Don Metheral shearing


Skirting fleece for Shetland Roving

On shearing day the fleece from each sheep is ‘thrown’ on the skirting table. I ‘skirt’ the fleece (pick off the poopy parts, second cuts, bits of hay) while the shearer shears the next sheep. I put each fleece in its own bag where it stays until I do a second, more thorough skirting when the busyness of shearing day is past.

It is important to skirt the fleeces properly. The equipment at the mill can only do so much and if I send a fleece with lots of hay in it, I will get back yarn with lots of hay in it – and that means sitting with a pair of tweezers to pick out the bits.

Another reason to skirt the fleeces thoroughly is the increasing cost of shipping them to the mill. It would be a shame to pay postage on weight that will be sorted of and thrown in the garbage by the mill.

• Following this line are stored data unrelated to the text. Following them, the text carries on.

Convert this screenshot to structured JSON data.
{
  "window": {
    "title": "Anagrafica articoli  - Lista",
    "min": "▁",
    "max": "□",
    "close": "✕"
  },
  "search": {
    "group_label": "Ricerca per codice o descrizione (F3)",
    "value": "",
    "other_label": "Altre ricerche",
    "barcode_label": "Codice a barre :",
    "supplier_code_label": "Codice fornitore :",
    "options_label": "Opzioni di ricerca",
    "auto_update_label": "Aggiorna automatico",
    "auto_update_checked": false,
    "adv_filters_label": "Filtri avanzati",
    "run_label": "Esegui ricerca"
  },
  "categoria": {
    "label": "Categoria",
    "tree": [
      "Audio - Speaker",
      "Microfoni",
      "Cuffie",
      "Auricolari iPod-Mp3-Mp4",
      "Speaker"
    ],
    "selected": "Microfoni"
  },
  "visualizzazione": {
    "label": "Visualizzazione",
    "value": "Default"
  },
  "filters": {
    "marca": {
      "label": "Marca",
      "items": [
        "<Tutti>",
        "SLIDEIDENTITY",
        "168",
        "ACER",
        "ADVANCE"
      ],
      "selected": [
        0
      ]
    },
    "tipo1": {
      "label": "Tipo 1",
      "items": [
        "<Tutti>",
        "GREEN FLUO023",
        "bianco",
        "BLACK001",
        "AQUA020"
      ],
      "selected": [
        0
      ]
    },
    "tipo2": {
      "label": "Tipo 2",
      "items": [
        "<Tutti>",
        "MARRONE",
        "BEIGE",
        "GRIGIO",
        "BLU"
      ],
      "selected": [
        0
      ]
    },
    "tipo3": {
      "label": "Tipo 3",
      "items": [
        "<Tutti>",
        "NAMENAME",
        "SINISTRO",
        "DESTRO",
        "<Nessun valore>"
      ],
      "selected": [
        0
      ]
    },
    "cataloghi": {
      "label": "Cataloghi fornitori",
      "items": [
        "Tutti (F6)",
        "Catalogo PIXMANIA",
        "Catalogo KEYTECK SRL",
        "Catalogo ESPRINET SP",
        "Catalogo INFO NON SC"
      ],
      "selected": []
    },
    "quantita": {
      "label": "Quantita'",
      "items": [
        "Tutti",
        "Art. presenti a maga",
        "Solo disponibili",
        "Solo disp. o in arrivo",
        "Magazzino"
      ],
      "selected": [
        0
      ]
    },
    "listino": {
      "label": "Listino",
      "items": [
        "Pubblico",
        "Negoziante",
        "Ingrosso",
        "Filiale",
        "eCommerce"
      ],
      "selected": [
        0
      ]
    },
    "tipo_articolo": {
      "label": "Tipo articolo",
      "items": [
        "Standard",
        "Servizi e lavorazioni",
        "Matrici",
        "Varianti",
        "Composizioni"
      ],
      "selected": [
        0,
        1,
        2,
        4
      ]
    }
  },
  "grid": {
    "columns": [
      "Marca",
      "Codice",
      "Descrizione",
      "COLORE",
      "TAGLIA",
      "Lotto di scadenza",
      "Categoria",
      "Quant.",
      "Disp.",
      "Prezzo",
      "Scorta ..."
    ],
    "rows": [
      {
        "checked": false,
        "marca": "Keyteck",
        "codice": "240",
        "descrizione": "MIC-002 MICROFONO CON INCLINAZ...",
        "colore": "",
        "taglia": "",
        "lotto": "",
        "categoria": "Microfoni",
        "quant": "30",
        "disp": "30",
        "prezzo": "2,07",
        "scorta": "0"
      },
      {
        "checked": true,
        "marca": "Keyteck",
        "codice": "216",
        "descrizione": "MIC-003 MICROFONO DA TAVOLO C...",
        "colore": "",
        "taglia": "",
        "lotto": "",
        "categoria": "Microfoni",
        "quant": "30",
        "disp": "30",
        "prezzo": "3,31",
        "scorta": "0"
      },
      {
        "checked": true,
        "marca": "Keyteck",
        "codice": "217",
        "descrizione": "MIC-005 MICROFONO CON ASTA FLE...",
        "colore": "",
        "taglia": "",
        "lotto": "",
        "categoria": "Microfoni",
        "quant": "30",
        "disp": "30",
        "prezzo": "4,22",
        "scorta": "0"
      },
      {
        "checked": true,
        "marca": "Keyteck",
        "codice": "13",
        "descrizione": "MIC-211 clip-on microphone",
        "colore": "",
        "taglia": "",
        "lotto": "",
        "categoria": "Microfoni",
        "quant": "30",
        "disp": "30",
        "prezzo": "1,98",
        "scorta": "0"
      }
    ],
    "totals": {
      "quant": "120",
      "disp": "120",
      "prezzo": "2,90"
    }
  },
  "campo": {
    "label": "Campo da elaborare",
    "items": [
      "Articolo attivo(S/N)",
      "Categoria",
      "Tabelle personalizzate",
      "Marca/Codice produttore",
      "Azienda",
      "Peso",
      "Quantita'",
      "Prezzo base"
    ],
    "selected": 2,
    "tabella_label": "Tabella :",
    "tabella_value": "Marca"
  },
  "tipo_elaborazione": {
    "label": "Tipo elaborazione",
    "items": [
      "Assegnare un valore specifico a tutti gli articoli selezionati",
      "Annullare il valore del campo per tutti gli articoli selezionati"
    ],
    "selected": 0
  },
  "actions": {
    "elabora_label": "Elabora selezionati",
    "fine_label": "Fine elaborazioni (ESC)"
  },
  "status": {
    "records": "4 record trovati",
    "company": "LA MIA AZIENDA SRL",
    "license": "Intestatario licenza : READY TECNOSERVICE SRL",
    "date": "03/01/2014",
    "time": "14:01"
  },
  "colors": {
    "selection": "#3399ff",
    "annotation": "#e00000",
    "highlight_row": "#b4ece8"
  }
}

When I send the skirted fleeces to the mill they are washed (3-4 times), rinsed (2 – 3 times) carded, and then either pin drafted into Shetland roving, or spun into singles (thin strands) and plied into yarn.

The mill I use is environmentally conscious and uses only mild detergents to wash the wool. Larger commercial mills are more inclined to use a chemical process called carbonising to clean the wool – it literally dissolves dirt, grease, and bits of vegetation.

When I have wool spun and plied into yarn at the mill I wash it, either before or after knitting, in a lingerie bag in the washing machine on gentle or wool cycle, low agitation, with warm/warm setting for wash and rinse. I use either a wool wash, or if none on hand I’ll use a pH neutral dish soap like Dawn.